Here's the dict I'm pulling from containing the nested set's for course topics.
COURSES = {
"Python Basics": {"Python", "functions", "variables",
"booleans", "integers", "floats",
"arrays", "strings", "exceptions",
"conditions", "input", "loops"},
"Java Basics": {"Java", "strings", "variables",
"input", "exceptions", "integers",
"booleans", "loops"},
"PHP Basics": {"PHP", "variables", "conditions",
"integers", "floats", "strings",
"booleans", "HTML"},
"Ruby Basics": {"Ruby", "strings", "floats",
"integers", "conditions",
"functions", "input"}}
Now, searching the dict's set's is a pretty strait forward use of for loops, but the challenge sounds like it wants me to create a new set of the course names whose topics match the argument('s) input, and output the result as a list.
def covers(topics):
hold_set = set()
for key in COURSES.keys():
if topics in COURSES[key]:
result = key
hold_set.add(result)
else:
continue
conversion = list(hold_set)
return conversion
Now my first problem was accepting a variable number of arguments, I'm not super familiar with *args / **kwargs, so my attempts to use them in here mostly just resulted in the print function giving me empty lists. The other one was creating an extra unnecessary set to compare with the new one created after searching the subsets within the dict, it seemed redundant an unnecessary as the hold_set already contains names and comparing them with i'd assume, .intersection() before converting the results into a list just nets the same results with more work.
But I digress, right now I'm assuming the main issue here is the functions inability to accept a variable number of arguments regarding topic search parameters (because when submitting the challenge, it says "Didn't get the right output from covers
."), so if anyone could shed light onto how I'd make that possible it's much appreciated as after a couple days my brain has begun to mush and I've wandered off onto reading about other areas of computer science to decompress.
If you want to work with multiple arguments, you can try this:
def covers(*args):
mydict = dict()
for arg in args:
mylist = list()
for k, v in COURSES.items():
if arg in v:
mylist.append(k)
mydict[arg] = mylist
return mydict
Using dict and list comprehensions, you can make this shorter:
def covers(*args):
return {arg: [k for k, v in COURSES.items() if arg in v] for arg in args}
This produces a dictionary with an entry for every string you provide.
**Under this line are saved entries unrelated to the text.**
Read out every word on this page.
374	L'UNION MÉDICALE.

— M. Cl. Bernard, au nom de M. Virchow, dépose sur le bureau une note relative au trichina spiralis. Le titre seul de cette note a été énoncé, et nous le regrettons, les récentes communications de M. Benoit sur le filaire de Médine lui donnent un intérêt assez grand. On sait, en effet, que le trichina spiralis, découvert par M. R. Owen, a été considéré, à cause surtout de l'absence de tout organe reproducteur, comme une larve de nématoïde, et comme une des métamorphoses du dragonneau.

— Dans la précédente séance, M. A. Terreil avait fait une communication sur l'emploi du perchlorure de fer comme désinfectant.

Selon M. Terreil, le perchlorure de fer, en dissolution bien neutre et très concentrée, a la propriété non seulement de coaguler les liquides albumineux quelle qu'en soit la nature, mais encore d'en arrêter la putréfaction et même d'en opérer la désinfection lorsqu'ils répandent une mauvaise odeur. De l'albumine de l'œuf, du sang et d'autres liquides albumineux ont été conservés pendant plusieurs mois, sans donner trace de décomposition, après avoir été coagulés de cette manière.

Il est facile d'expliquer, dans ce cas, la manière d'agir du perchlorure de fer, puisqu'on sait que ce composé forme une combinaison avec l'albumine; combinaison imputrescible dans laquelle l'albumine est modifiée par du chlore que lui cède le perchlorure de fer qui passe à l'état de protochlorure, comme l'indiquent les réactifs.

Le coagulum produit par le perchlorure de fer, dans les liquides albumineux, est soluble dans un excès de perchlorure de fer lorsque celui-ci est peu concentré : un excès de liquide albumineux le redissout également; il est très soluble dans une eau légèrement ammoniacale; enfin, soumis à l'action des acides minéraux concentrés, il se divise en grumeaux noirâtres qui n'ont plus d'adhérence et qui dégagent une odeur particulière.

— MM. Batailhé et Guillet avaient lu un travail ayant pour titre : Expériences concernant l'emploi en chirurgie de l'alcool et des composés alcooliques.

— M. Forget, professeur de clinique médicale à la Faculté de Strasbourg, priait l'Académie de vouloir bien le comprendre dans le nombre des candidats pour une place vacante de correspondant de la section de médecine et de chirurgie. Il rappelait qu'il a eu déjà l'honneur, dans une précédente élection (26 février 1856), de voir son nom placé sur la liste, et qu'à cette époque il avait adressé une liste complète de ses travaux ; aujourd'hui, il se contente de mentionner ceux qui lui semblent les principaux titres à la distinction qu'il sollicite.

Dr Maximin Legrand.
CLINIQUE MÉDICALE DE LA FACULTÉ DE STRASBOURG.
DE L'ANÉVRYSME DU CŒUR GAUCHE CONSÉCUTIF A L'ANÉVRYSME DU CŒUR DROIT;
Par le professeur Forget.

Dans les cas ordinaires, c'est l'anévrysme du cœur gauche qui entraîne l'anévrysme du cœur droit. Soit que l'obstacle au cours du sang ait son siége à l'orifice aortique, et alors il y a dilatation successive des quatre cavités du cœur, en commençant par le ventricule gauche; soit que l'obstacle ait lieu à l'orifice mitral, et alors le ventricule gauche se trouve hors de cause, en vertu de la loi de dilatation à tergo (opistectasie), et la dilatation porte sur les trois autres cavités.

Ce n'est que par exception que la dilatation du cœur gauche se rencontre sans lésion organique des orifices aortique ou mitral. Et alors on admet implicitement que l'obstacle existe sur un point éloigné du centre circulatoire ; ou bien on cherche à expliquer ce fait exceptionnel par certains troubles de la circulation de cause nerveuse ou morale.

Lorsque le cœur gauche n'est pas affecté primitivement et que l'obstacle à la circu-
The value of the entry is a list with all the matching courses. So if you call it like this:
covers('variables', 'Python')
You get the following dict:
{'variables': ['PHP Basics', 'Java Basics', 'Python Basics'], 'Python': ['Python Basics']}
Concerning your problems with multiple arguments: *args catches all positional arguments in a list that are not explicitly declared in the function definition and **kwargs similarly catches all keyword arguments in a dict. So by defining only *args as function argument, all arguments from the function call are stored as list, which can be iterated as usual.